Edward Snowden, whistleblower and civil rights activist, former CIA and NSA employee

Whistleblower Edward Snowden speaks about the history of abuses of US intelligence services, beginning with the COINTELPRO program of the FBI in the 1960s and 70s, which was directed against civil rights movements and its leaders like Martin Luther King Jr. Snowden also speaks about the influence of earlier whistleblowers like Chelsea Manning and William Binney on his decision to publish the NSA papers in the way he did. Snowden stresses the moral necessity of civil disobedience against the abuse of state power and the responsibility of every citizen to save democracy. The interview, hosted by Zain Raza from AcTVism Munich, has been recorded at the Event "Freedom and Democracy" at Muffathalle, Munich, on January 15, 2017. Kontext TV is a cooperating partner.

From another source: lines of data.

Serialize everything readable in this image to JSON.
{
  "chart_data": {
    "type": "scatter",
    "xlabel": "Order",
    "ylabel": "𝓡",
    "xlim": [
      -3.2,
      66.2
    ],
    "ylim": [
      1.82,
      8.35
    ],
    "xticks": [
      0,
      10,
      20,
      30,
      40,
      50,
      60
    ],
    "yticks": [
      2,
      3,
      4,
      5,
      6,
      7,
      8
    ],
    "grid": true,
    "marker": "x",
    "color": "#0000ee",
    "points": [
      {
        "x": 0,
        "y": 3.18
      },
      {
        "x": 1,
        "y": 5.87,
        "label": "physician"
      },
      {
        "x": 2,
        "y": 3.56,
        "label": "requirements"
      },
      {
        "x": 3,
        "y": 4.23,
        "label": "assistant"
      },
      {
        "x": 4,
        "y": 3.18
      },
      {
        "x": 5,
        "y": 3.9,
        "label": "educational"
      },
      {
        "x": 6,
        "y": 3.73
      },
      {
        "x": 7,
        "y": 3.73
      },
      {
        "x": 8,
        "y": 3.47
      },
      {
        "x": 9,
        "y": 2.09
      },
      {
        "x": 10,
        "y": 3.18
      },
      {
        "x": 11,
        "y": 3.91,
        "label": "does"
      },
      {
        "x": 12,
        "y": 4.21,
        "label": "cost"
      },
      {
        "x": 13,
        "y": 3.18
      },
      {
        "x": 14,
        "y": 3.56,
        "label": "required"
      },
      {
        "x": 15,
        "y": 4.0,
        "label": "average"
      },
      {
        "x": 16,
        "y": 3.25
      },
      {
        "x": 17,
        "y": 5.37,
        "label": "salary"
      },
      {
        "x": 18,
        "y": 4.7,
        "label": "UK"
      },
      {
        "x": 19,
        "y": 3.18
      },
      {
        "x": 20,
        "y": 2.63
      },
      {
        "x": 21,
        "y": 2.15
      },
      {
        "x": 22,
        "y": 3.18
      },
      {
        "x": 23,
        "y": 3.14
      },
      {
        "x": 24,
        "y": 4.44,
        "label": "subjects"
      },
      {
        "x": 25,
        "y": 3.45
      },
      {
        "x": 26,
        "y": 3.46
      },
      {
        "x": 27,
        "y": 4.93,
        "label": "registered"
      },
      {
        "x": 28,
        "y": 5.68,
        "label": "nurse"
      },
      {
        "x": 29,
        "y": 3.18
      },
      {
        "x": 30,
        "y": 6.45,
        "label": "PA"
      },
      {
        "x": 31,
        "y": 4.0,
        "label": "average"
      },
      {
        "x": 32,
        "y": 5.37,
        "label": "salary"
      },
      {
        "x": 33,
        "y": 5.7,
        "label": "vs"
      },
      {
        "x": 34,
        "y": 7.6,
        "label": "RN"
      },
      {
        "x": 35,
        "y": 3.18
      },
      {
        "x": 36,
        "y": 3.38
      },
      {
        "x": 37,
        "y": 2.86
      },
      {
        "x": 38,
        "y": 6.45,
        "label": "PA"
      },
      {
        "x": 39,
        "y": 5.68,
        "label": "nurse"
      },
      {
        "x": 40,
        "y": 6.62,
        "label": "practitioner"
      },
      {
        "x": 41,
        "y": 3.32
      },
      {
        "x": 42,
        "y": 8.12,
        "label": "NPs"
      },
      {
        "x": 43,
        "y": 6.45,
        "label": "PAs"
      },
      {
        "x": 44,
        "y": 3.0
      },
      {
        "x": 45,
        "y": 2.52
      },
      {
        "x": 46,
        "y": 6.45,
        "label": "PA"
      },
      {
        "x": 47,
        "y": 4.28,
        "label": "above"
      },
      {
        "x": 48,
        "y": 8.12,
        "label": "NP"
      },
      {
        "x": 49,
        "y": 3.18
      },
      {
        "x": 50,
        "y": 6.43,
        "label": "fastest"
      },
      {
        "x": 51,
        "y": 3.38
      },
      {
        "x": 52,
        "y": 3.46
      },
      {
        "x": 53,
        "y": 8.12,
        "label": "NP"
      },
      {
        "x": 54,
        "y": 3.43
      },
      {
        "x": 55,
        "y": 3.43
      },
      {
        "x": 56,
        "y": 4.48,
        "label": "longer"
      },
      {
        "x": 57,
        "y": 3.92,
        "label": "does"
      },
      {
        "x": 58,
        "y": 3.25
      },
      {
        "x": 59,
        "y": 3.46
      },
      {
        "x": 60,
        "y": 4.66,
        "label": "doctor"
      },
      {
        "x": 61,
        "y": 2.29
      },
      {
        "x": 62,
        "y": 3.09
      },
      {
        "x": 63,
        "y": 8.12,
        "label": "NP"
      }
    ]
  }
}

"Liberty is the right to act without permission", says Edward Snowden in part two of the extensive interview. He speaks about pervasive surveillance  programs such as PRISM and about government officials including US presidents who never get punished for their wrongdoing. "Faith in elected leaders to fix our problems", Snowden continues, "is the mistake that we keep repeating. If we are waiting for a hero we will be waiting forever", he remarks referring to ex-President Obama who expanded mass surveillance in spite of promises to the contrary. Not only the US are legalizing mass surveillance; in the UK "the most extreme surveillance law in the history of the modern world", the "Investigatory Powers Act", was recently passed with the support of Theresa May. Russia and China also have passed draconic legislation. "Words are changing their meaning": more and more often, social protest and even journalism is labelled as "terrorism" by state agencies and prosecuted with authoritarian means. But there is hope in the fact that opposition to power abuse cannot be shut down in the long. "The conversation cannot be stopped". Asked about his current life, he concludes: "I wake up every morning and smile, glad for the decisions I took".